Я читала и невольно улыбалась. Глупо, по–идиотски. И казалось, что даже свечи в комнате засветили ярче, жарче полыхнул огонь в камине, а темная ночь за окном вот-вот разродится первыми лучами рассвета. А все оттого, что Дрок вспоминал мои волосы. Мои. Светлые. Меня. Не личину волоокой брюнетки Лорелеи. И выходило, что целовал он тогда в холле тоже меня.
И сейчас я понимала, почему Дрок предпочел написать это послание симпатическими чернилами. Оно было очень личным. И обращенным именно ко мне. Не к жене Хозяина Бурь, а к светлой чародейке.

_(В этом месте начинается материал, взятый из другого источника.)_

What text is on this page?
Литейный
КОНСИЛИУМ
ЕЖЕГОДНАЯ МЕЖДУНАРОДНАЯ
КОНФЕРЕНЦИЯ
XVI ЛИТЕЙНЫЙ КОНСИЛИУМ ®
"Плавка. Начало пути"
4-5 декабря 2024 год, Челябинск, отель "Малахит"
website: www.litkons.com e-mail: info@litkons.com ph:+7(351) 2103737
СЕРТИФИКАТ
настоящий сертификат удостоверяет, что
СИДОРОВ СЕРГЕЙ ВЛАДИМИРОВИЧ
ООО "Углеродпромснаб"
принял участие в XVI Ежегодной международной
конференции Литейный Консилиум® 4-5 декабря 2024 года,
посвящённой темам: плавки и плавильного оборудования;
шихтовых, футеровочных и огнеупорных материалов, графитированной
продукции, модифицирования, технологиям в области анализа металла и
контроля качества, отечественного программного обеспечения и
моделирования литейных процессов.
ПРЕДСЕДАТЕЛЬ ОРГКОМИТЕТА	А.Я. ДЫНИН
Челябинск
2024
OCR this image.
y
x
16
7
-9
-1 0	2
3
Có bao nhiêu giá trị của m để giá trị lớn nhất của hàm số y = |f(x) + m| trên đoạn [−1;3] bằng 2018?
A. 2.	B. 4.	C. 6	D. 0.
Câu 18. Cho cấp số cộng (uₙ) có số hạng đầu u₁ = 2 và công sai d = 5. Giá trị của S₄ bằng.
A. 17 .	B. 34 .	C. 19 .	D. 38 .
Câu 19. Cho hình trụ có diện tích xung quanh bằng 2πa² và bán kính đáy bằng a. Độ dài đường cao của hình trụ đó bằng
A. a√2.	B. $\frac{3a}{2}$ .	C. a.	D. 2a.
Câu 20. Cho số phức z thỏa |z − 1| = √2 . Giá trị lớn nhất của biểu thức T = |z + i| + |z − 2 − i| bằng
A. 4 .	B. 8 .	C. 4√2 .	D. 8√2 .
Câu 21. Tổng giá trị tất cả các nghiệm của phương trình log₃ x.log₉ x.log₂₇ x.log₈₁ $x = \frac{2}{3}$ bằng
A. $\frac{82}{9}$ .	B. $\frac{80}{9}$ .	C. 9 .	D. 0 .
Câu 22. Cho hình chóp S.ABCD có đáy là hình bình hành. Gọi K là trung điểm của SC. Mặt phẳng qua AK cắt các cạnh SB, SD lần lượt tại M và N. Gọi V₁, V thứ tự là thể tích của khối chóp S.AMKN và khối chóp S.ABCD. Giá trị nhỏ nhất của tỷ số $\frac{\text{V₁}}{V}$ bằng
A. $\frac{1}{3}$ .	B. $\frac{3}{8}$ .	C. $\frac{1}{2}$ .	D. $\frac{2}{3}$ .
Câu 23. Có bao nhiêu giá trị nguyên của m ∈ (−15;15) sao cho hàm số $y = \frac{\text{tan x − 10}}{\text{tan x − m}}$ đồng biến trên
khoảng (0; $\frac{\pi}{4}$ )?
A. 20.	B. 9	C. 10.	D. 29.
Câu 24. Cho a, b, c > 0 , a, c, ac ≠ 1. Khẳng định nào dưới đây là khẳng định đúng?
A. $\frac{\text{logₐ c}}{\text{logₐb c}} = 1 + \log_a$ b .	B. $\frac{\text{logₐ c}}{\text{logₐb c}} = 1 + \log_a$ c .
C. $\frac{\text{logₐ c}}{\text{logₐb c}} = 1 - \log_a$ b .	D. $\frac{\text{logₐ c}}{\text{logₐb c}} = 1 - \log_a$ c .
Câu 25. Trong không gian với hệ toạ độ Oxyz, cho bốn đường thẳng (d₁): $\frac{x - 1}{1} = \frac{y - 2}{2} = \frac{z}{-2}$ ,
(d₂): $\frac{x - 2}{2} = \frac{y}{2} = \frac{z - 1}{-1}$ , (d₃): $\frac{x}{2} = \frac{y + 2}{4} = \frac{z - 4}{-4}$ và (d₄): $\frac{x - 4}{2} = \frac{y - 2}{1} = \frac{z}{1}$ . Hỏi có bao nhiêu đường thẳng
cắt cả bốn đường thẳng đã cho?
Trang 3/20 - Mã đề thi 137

Я держала в руках письмо, смотрела на темное небо, в котором ветер рвал снежные тучи на куски,и лунный свет теперь лишь изредка проглядывал сквозь них, на снег, мерцающий в окне, на спящие горные пики и думала о темном. Лис, дипломат, стратег… истинный темный. А темные, как говoрила Бо, никогда не признаются в любви.
– Кар, - напомнил о себе ворон. И ненавязчиво так перепорхнул на подоконник. Дескать, дело сделано, послание вручено, прочтено и я могу быть свободен.
– Не так быстро. - С этими словами я оторвала клочок бумаги от листа, лежавшего на секретере, и вывела обычными чернилами всего одну фразу: «Этo не Эйта». Свернула в трубочку и передала ворону. Тот недовольно зажал весточку. – А на словах передай, что я тоже по нему скучаю.
Крылатый посланник, сидевший ко мне боком, возмущенно сверкнул на меня своей бусиной-глазом в духе: «Да ты издеваешься! Как я устно передам?» – захлопал крыльями и вылетел окно, едва я успела распахнуть створки. Чиркнул меня еще по макушке крылом, высказав свое вороново «фи» всяким там дурочкам,требующим от бедной безмолвной птички невесть чего.
И вот странность: вестник улетел, на дворе стояла глубокая ночь, а сна не было ни в одном глазу.
ГЛАВА 8
– Итак, на чем мы остановились? – четко, с интонацией дознавателя, произнесла я, обращаясь к стенам.
Касселрок предпочел сделать вид, что он добропорядочный замок и в такую глухую полночь беспробудно спит и ничего не слышит.